Vertex shader output is defined in an output structure that must contain the vertex transformed coordinates. In the following example, the output structure is very simple but you can add other magnitudes.
The following code lists the semantics supported by Unity:
struct vertexOutput
{
float4 pos : SV_POSITION;
float4 tex : TEXCOORD0;
float4 texSpecular : TEXCOORD1;
float3 vertexInWorld : TEXCOORD2;
float3 viewDirInWorld : TEXCOORD3;
float3 normalInWorld : TEXCOORD4;
float3 vertexToLightInWorld : TEXCOORD5;
float4 vertexInScreenCoords : TEXCOORD6;
float4 shadowsVertexInScreenCoords : TEXCOORD7;
};
The transformed vertex coordinates are defined with the semantic SV_POSITION
. Two textures, several vectors, and
coordinates in different spaces calling the semantic TEXCOORDn
are also passed to the fragment shader.
TEXCOORD0
is typically reserved for UVs and
TEXCOORD1
for lightmap UVs, but technically you
can send anything from TEXCOORD0
to TEXCOORD7
to the fragment shader. It is important to
notice that each interpolator, that is each semantic, can only process a maximum of 4
floats. Put larger variables such as matrices into multiple interpolators. This means
that if you define a matrix to be passed as a varying: float4x4
myMatrix : TEXCOORD2
, Unity uses the interpolators from TEXCOORD2
to TEXCOORD5
.
Everything you send from the vertex shader to the fragment shader is linearly
interpolated by default. For every pixel in the triangle defined by the vertices V1
, V2
and V3
the rasterizer, located in the graphic pipeline between
vertex and fragment shaders, calculates the pixel coordinates as a linear interpolation
of the vertices coordinates using the barycentric coordinates λ1, λ2 and λ3.

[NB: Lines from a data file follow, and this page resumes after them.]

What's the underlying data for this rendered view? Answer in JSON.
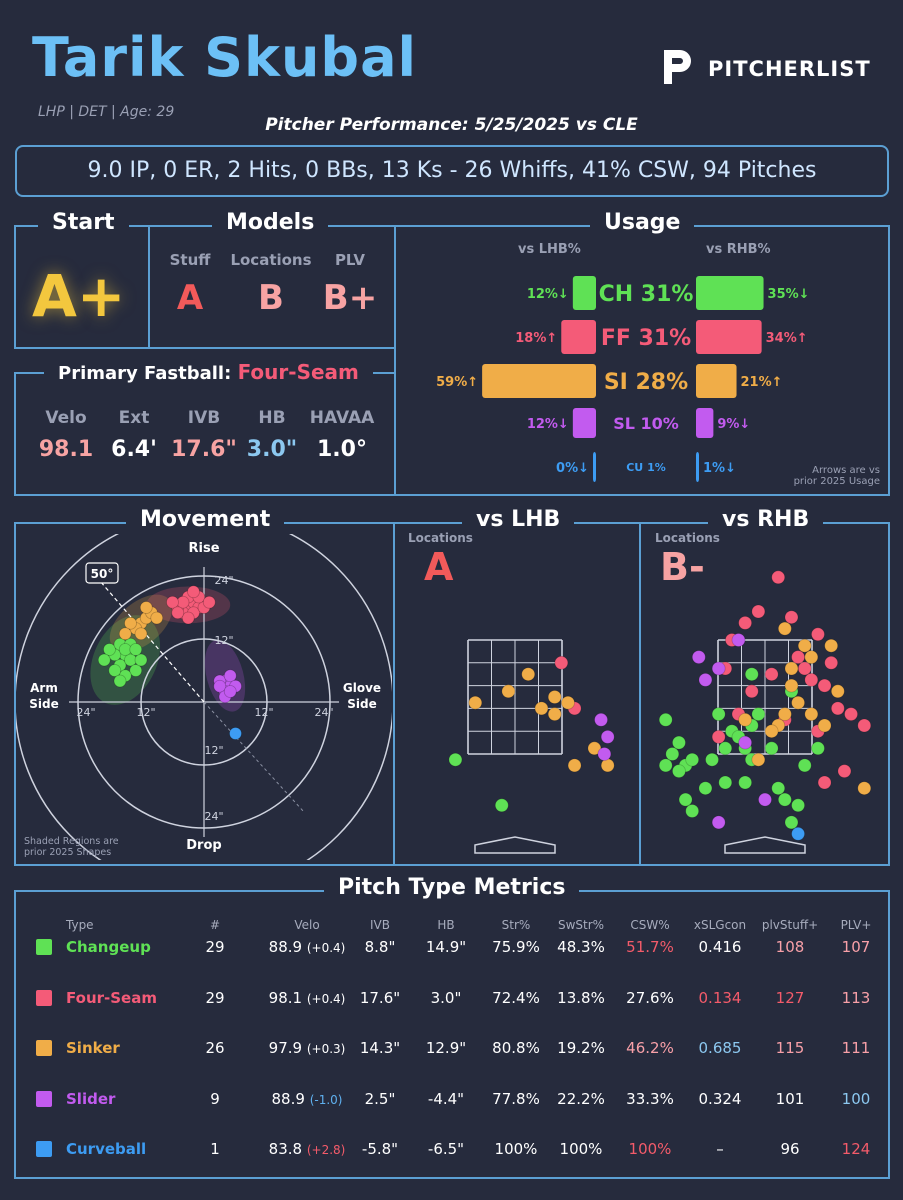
{
  "header": {
    "player_name": "Tarik Skubal",
    "bio": "LHP | DET | Age: 29",
    "performance_title": "Pitcher Performance: 5/25/2025 vs CLE",
    "brand": "PITCHERLIST"
  },
  "stat_line": "9.0 IP, 0 ER, 2 Hits, 0 BBs, 13 Ks - 26 Whiffs, 41% CSW, 94 Pitches",
  "start": {
    "title": "Start",
    "grade": "A+"
  },
  "models": {
    "title": "Models",
    "items": [
      {
        "label": "Stuff",
        "grade": "A"
      },
      {
        "label": "Locations",
        "grade": "B"
      },
      {
        "label": "PLV",
        "grade": "B+"
      }
    ]
  },
  "primary_fastball": {
    "label": "Primary Fastball:",
    "pitch": "Four-Seam",
    "metrics": [
      {
        "label": "Velo",
        "value": "98.1"
      },
      {
        "label": "Ext",
        "value": "6.4'"
      },
      {
        "label": "IVB",
        "value": "17.6\""
      },
      {
        "label": "HB",
        "value": "3.0\""
      },
      {
        "label": "HAVAA",
        "value": "1.0°"
      }
    ]
  },
  "usage": {
    "title": "Usage",
    "lhb_label": "vs LHB%",
    "rhb_label": "vs RHB%",
    "note_line1": "Arrows are vs",
    "note_line2": "prior 2025 Usage",
    "pitches": [
      {
        "code": "CH 31%",
        "lhb": 12,
        "lhb_label": "12%↓",
        "rhb": 35,
        "rhb_label": "35%↓",
        "color": "#5fe155"
      },
      {
        "code": "FF 31%",
        "lhb": 18,
        "lhb_label": "18%↑",
        "rhb": 34,
        "rhb_label": "34%↑",
        "color": "#f45b78"
      },
      {
        "code": "SI 28%",
        "lhb": 59,
        "lhb_label": "59%↑",
        "rhb": 21,
        "rhb_label": "21%↑",
        "color": "#f0ad48"
      },
      {
        "code": "SL 10%",
        "lhb": 12,
        "lhb_label": "12%↓",
        "rhb": 9,
        "rhb_label": "9%↓",
        "color": "#c25bef"
      },
      {
        "code": "CU 1%",
        "lhb": 0,
        "lhb_label": "0%↓",
        "rhb": 1,
        "rhb_label": "1%↓",
        "color": "#3d9cf3"
      }
    ]
  },
  "movement": {
    "title": "Movement",
    "labels": {
      "rise": "Rise",
      "drop": "Drop",
      "arm1": "Arm",
      "arm2": "Side",
      "glove1": "Glove",
      "glove2": "Side",
      "angle": "50°",
      "r24": "24\"",
      "r12": "12\""
    },
    "note_line1": "Shaded Regions are",
    "note_line2": "prior 2025 Shapes"
  },
  "lhb": {
    "title": "vs LHB",
    "loc_label": "Locations",
    "grade": "A"
  },
  "rhb": {
    "title": "vs RHB",
    "loc_label": "Locations",
    "grade": "B-"
  },
  "metrics": {
    "title": "Pitch Type Metrics",
    "headers": [
      "Type",
      "#",
      "Velo",
      "IVB",
      "HB",
      "Str%",
      "SwStr%",
      "CSW%",
      "xSLGcon",
      "plvStuff+",
      "PLV+"
    ],
    "rows": [
      {
        "type": "Changeup",
        "color": "#5fe155",
        "n": "29",
        "velo": "88.9",
        "velo_diff": "(+0.4)",
        "velo_diff_color": "#ffffff",
        "ivb": "8.8\"",
        "hb": "14.9\"",
        "str": "75.9%",
        "swstr": "48.3%",
        "csw": "51.7%",
        "csw_color": "#f45b6a",
        "xslg": "0.416",
        "xslg_color": "#ffffff",
        "stuff": "108",
        "stuff_color": "#f8a0a8",
        "plv": "107",
        "plv_color": "#f8a0a8"
      },
      {
        "type": "Four-Seam",
        "color": "#f45b78",
        "n": "29",
        "velo": "98.1",
        "velo_diff": "(+0.4)",
        "velo_diff_color": "#ffffff",
        "ivb": "17.6\"",
        "hb": "3.0\"",
        "str": "72.4%",
        "swstr": "13.8%",
        "csw": "27.6%",
        "csw_color": "#ffffff",
        "xslg": "0.134",
        "xslg_color": "#f45b6a",
        "stuff": "127",
        "stuff_color": "#f45b6a",
        "plv": "113",
        "plv_color": "#f8a0a8"
      },
      {
        "type": "Sinker",
        "color": "#f0ad48",
        "n": "26",
        "velo": "97.9",
        "velo_diff": "(+0.3)",
        "velo_diff_color": "#ffffff",
        "ivb": "14.3\"",
        "hb": "12.9\"",
        "str": "80.8%",
        "swstr": "19.2%",
        "csw": "46.2%",
        "csw_color": "#f8a0a8",
        "xslg": "0.685",
        "xslg_color": "#8cc8f0",
        "stuff": "115",
        "stuff_color": "#f8a0a8",
        "plv": "111",
        "plv_color": "#f8a0a8"
      },
      {
        "type": "Slider",
        "color": "#c25bef",
        "n": "9",
        "velo": "88.9",
        "velo_diff": "(-1.0)",
        "velo_diff_color": "#5fb0ef",
        "ivb": "2.5\"",
        "hb": "-4.4\"",
        "str": "77.8%",
        "swstr": "22.2%",
        "csw": "33.3%",
        "csw_color": "#ffffff",
        "xslg": "0.324",
        "xslg_color": "#ffffff",
        "stuff": "101",
        "stuff_color": "#ffffff",
        "plv": "100",
        "plv_color": "#8cc8f0"
      },
      {
        "type": "Curveball",
        "color": "#3d9cf3",
        "n": "1",
        "velo": "83.8",
        "velo_diff": "(+2.8)",
        "velo_diff_color": "#f45b6a",
        "ivb": "-5.8\"",
        "hb": "-6.5\"",
        "str": "100%",
        "swstr": "100%",
        "csw": "100%",
        "csw_color": "#f45b6a",
        "xslg": "–",
        "xslg_color": "#ffffff",
        "stuff": "96",
        "stuff_color": "#ffffff",
        "plv": "124",
        "plv_color": "#f45b6a"
      }
    ]
  },
  "chart_data": [
    {
      "type": "bar",
      "title": "Usage",
      "categories": [
        "CH",
        "FF",
        "SI",
        "SL",
        "CU"
      ],
      "series": [
        {
          "name": "vs LHB%",
          "values": [
            12,
            18,
            59,
            12,
            0
          ]
        },
        {
          "name": "vs RHB%",
          "values": [
            35,
            34,
            21,
            9,
            1
          ]
        }
      ]
    },
    {
      "type": "scatter",
      "title": "Movement",
      "xlabel": "",
      "ylabel": "",
      "xlim": [
        -30,
        30
      ],
      "ylim": [
        -30,
        30
      ],
      "series": [
        {
          "name": "CH",
          "color": "#5fe155",
          "points": [
            [
              -15,
              9
            ],
            [
              -16,
              7
            ],
            [
              -14,
              8
            ],
            [
              -17,
              9
            ],
            [
              -13,
              6
            ],
            [
              -15,
              5
            ],
            [
              -18,
              10
            ],
            [
              -16,
              11
            ],
            [
              -14,
              11
            ],
            [
              -17,
              6
            ],
            [
              -15,
              10
            ],
            [
              -12,
              8
            ],
            [
              -16,
              4
            ],
            [
              -19,
              8
            ],
            [
              -13,
              10
            ]
          ]
        },
        {
          "name": "FF",
          "color": "#f45b78",
          "points": [
            [
              -3,
              18
            ],
            [
              -2,
              19
            ],
            [
              -4,
              17
            ],
            [
              -1,
              18
            ],
            [
              -3,
              20
            ],
            [
              -5,
              18
            ],
            [
              -2,
              17
            ],
            [
              0,
              18
            ],
            [
              -4,
              19
            ],
            [
              -1,
              20
            ],
            [
              -3,
              16
            ],
            [
              -6,
              19
            ],
            [
              1,
              19
            ],
            [
              -2,
              21
            ],
            [
              -5,
              17
            ]
          ]
        },
        {
          "name": "SI",
          "color": "#f0ad48",
          "points": [
            [
              -12,
              15
            ],
            [
              -11,
              16
            ],
            [
              -13,
              14
            ],
            [
              -10,
              17
            ],
            [
              -14,
              15
            ],
            [
              -12,
              13
            ],
            [
              -11,
              18
            ],
            [
              -15,
              13
            ],
            [
              -9,
              16
            ]
          ]
        },
        {
          "name": "SL",
          "color": "#c25bef",
          "points": [
            [
              4,
              4
            ],
            [
              5,
              3
            ],
            [
              3,
              4
            ],
            [
              4,
              2
            ],
            [
              5,
              5
            ],
            [
              3,
              3
            ],
            [
              6,
              3
            ],
            [
              4,
              1
            ],
            [
              5,
              2
            ]
          ]
        },
        {
          "name": "CU",
          "color": "#3d9cf3",
          "points": [
            [
              6,
              -6
            ]
          ]
        }
      ]
    },
    {
      "type": "scatter",
      "title": "vs LHB",
      "series": [
        {
          "name": "CH",
          "color": "#5fe155",
          "points": [
            [
              -0.9,
              1.4
            ],
            [
              -0.2,
              0.6
            ]
          ]
        },
        {
          "name": "FF",
          "color": "#f45b78",
          "points": [
            [
              0.7,
              3.1
            ],
            [
              0.9,
              2.3
            ]
          ]
        },
        {
          "name": "SI",
          "color": "#f0ad48",
          "points": [
            [
              -2.8,
              3.2
            ],
            [
              -0.6,
              2.4
            ],
            [
              0.2,
              2.9
            ],
            [
              -0.1,
              2.6
            ],
            [
              0.4,
              2.3
            ],
            [
              0.6,
              2.5
            ],
            [
              0.8,
              2.4
            ],
            [
              1.2,
              1.6
            ],
            [
              1.4,
              1.3
            ],
            [
              0.9,
              1.3
            ],
            [
              0.6,
              2.2
            ]
          ]
        },
        {
          "name": "SL",
          "color": "#c25bef",
          "points": [
            [
              1.3,
              2.1
            ],
            [
              1.4,
              1.8
            ],
            [
              1.35,
              1.5
            ]
          ]
        }
      ]
    },
    {
      "type": "scatter",
      "title": "vs RHB",
      "series": [
        {
          "name": "CH",
          "color": "#5fe155",
          "points": [
            [
              -1.5,
              2.1
            ],
            [
              -1.3,
              1.7
            ],
            [
              -1.4,
              1.5
            ],
            [
              -1.2,
              1.3
            ],
            [
              -1.1,
              1.4
            ],
            [
              -1.5,
              1.3
            ],
            [
              -1.3,
              1.2
            ],
            [
              -0.8,
              1.4
            ],
            [
              -0.6,
              1.6
            ],
            [
              -0.5,
              1.9
            ],
            [
              -0.3,
              1.6
            ],
            [
              -0.2,
              1.4
            ],
            [
              -0.4,
              1.8
            ],
            [
              -0.1,
              2.2
            ],
            [
              -0.2,
              2.0
            ],
            [
              0.1,
              1.6
            ],
            [
              -0.7,
              2.2
            ],
            [
              -0.3,
              1.0
            ],
            [
              0.2,
              0.9
            ],
            [
              0.3,
              0.7
            ],
            [
              0.5,
              0.6
            ],
            [
              0.4,
              0.3
            ],
            [
              -0.6,
              1.0
            ],
            [
              -0.9,
              0.9
            ],
            [
              -1.1,
              0.5
            ],
            [
              -1.2,
              0.7
            ],
            [
              0.6,
              1.3
            ],
            [
              0.8,
              1.6
            ],
            [
              0.4,
              2.6
            ],
            [
              -0.2,
              2.9
            ],
            [
              -2.9,
              1.5
            ]
          ]
        },
        {
          "name": "FF",
          "color": "#f45b78",
          "points": [
            [
              0.2,
              4.6
            ],
            [
              -0.1,
              4.0
            ],
            [
              0.4,
              3.9
            ],
            [
              0.8,
              3.6
            ],
            [
              -0.5,
              3.5
            ],
            [
              0.5,
              3.2
            ],
            [
              0.6,
              3.0
            ],
            [
              0.7,
              2.8
            ],
            [
              0.9,
              2.7
            ],
            [
              1.0,
              3.1
            ],
            [
              0.1,
              2.9
            ],
            [
              -0.6,
              3.0
            ],
            [
              -0.2,
              2.6
            ],
            [
              -0.4,
              2.2
            ],
            [
              0.3,
              2.1
            ],
            [
              1.1,
              2.3
            ],
            [
              1.3,
              2.2
            ],
            [
              1.5,
              2.0
            ],
            [
              -0.7,
              1.8
            ],
            [
              0.8,
              1.9
            ],
            [
              1.2,
              1.2
            ],
            [
              0.9,
              1.0
            ],
            [
              -0.3,
              3.8
            ]
          ]
        },
        {
          "name": "SI",
          "color": "#f0ad48",
          "points": [
            [
              0.3,
              3.7
            ],
            [
              0.6,
              3.4
            ],
            [
              0.7,
              3.2
            ],
            [
              1.0,
              3.4
            ],
            [
              0.4,
              2.7
            ],
            [
              0.5,
              2.4
            ],
            [
              0.3,
              2.2
            ],
            [
              0.2,
              2.0
            ],
            [
              0.1,
              1.9
            ],
            [
              1.1,
              2.6
            ],
            [
              0.7,
              2.2
            ],
            [
              0.9,
              2.0
            ],
            [
              -0.1,
              1.4
            ],
            [
              -0.3,
              2.1
            ],
            [
              2.4,
              3.2
            ],
            [
              1.5,
              0.9
            ],
            [
              0.4,
              3.0
            ]
          ]
        },
        {
          "name": "SL",
          "color": "#c25bef",
          "points": [
            [
              -0.7,
              3.0
            ],
            [
              -1.0,
              3.2
            ],
            [
              -0.4,
              3.5
            ],
            [
              -0.9,
              2.8
            ],
            [
              -0.3,
              1.7
            ],
            [
              -0.7,
              0.3
            ],
            [
              0.0,
              0.7
            ]
          ]
        },
        {
          "name": "CU",
          "color": "#3d9cf3",
          "points": [
            [
              0.5,
              0.1
            ]
          ]
        }
      ]
    }
  ]
}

Figure 6-3 Linear interpolation using barycentric coordinates
The following diagram shows the results of color interpolation in a
triangle with vertex colors red, green and blue.
Figure 6-4 Color Interpolation
The same interpolation is applied to any varying passed from the vertex to the
fragment shader. This is a very powerful tool because there is a hardware linear
interpolator. For example, if you have a plane and you want to apply a color as a
function of the distance to the center C, you pass the coordinate of the center C to the
vertex shader, calculate the squared distance from the vertex to C and pass that
magnitude to the fragment shader. The value of the distance is automatically
interpolated for you in every pixel of every triangle.
Values are linearly interpolated so it is possible to perform per-vertex
computations and reuse them in the fragment shader, that is, a value that can be
linearly interpolated in the fragment shader can be calculated in the vertex shader
instead. This can provide a substantial performance boost because the vertex shader runs
on a much smaller data set than the fragment shader.
You must be careful with the use of varyings especially in mobiles where
performance and memory bandwidth consumption are critical to the success of many games.
The more varyings there are, the more vertex accesses and fragment shader varying reads
bandwidth. Aim for a reasonable balance when using varyings.